ACLU: Migrant parents refusing reunification because it’s ‘too dangerous’

Some migrant parents separated from their children at the U.S. border and deported back home are refusing to be reunited with their children because their countries are too dangerous, the American Civil Liberties Union (ACLU) told a court on Friday.

"We've had very difficult conversations with the parents this week," ACLU lawyer Lee Gelernt told a federal judge in San Diego, according to Reuters. "As much as they want to be with their child, and it's heartbreaking, they feel it's too dangerous."

Gelernt told the court that he attempted to contact the parents of some 300 children from Guatemala, and of those about two-thirds of the parents refused for their child to be returned to their home country.

The ACLU also contacted the parents of 162 children from other Central American countries, with 109 of them also refusing reunification, according to the court filing reported by Reuters.

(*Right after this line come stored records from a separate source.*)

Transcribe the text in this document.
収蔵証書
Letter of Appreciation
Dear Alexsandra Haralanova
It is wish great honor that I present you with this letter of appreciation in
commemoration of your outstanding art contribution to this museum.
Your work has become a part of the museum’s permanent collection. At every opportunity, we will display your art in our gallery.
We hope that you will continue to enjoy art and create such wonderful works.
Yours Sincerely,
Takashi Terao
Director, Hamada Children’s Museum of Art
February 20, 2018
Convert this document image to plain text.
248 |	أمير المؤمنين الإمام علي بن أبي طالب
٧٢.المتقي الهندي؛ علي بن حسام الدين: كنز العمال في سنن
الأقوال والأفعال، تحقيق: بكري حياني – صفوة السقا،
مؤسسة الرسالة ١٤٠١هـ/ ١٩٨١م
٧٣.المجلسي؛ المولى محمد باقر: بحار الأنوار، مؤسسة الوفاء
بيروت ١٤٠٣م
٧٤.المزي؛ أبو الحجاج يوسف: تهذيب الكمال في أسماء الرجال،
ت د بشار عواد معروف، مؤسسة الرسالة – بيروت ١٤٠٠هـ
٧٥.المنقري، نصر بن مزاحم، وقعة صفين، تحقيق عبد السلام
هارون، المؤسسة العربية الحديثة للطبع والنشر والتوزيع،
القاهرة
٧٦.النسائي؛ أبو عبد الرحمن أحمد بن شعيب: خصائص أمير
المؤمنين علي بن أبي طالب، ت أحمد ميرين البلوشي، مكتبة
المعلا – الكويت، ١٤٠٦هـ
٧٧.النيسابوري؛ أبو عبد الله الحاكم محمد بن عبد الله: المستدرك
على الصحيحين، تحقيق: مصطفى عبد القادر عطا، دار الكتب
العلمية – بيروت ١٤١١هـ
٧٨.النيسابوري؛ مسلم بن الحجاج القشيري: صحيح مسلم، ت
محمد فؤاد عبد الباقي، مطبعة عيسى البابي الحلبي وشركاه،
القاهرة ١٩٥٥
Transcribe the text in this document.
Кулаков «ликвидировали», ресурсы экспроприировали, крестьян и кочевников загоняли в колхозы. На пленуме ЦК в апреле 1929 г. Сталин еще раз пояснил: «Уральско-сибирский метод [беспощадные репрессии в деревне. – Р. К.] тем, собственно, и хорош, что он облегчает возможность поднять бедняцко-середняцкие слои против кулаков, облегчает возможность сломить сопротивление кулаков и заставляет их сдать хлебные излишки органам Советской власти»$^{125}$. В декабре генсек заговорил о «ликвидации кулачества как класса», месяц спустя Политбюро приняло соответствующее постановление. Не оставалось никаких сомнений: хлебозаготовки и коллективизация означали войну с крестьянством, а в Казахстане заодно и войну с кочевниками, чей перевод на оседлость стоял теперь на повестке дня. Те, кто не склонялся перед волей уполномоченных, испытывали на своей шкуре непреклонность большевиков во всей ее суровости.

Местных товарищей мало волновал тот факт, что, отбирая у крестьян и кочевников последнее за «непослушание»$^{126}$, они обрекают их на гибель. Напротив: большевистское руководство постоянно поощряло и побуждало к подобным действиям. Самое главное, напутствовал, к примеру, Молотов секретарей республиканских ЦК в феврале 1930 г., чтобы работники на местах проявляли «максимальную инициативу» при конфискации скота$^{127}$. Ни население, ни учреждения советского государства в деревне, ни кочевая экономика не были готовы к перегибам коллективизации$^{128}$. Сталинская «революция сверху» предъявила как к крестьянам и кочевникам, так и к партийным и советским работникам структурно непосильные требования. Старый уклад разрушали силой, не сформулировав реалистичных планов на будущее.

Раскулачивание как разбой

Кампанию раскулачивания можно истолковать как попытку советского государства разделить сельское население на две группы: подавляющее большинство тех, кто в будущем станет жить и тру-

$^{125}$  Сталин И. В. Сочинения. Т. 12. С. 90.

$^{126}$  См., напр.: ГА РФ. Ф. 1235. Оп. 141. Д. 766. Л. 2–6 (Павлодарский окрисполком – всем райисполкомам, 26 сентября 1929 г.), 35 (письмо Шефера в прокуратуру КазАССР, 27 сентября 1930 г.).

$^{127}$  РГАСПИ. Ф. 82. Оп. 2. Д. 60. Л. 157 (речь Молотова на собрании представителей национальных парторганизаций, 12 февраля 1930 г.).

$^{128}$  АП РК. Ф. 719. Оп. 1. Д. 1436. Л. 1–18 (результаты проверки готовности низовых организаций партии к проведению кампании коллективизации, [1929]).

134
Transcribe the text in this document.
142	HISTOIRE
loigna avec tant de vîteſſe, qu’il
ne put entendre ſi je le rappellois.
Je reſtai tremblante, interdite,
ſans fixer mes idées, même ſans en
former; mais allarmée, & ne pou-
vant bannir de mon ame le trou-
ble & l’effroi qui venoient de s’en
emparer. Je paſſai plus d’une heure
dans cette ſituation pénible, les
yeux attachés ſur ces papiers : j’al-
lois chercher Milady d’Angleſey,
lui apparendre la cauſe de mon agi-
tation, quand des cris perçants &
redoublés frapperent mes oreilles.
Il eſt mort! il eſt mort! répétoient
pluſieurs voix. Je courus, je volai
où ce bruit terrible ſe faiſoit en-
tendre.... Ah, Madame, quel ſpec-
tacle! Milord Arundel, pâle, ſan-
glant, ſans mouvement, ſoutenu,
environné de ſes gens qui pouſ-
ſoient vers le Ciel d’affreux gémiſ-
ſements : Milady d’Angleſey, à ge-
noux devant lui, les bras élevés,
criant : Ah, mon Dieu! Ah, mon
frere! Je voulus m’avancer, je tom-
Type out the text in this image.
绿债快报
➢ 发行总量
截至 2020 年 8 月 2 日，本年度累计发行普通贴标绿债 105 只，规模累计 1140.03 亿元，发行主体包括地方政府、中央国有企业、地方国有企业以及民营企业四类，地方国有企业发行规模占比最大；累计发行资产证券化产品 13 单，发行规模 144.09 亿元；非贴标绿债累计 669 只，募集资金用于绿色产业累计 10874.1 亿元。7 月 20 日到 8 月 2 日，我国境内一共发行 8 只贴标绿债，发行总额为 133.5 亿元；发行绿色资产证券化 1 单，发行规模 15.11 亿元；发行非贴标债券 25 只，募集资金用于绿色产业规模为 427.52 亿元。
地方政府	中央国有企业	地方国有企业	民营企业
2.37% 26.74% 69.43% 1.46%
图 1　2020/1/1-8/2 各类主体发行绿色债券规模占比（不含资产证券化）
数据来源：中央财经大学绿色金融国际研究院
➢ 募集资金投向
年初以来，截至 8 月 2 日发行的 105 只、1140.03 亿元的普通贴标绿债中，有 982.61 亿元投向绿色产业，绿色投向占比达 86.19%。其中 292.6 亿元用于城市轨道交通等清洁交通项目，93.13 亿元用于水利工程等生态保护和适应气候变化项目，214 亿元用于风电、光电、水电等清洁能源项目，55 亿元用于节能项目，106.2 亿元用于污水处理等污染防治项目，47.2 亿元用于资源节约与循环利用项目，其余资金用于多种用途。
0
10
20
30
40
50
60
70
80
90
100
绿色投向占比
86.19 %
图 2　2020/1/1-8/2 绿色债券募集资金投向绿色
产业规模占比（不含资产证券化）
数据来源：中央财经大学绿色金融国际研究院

Gelernt said that many parents with older children feared the children would be recruited by violent gangs if they returned to their home country. Some also have family members in the U.S. 

The White House faced intense criticism earlier this summer over the administration's "zero tolerance" policy aimed at deterring illegal border crossings, which resulted in thousands of family separations at the border.

The Trump administration missed several court-ordered deadlines to reunify families, with several hundred parents deported without their children.

Administration officials said Thursday the White House will pull out of a federal court agreement that limits the conditions under which migrant children can be detained and will instead seek to indefinitely jail migrant children with their families.

The administration said the proposal would ensure migrant children "are treated with dignity, respect and special concern for their particular vulnerability as minors."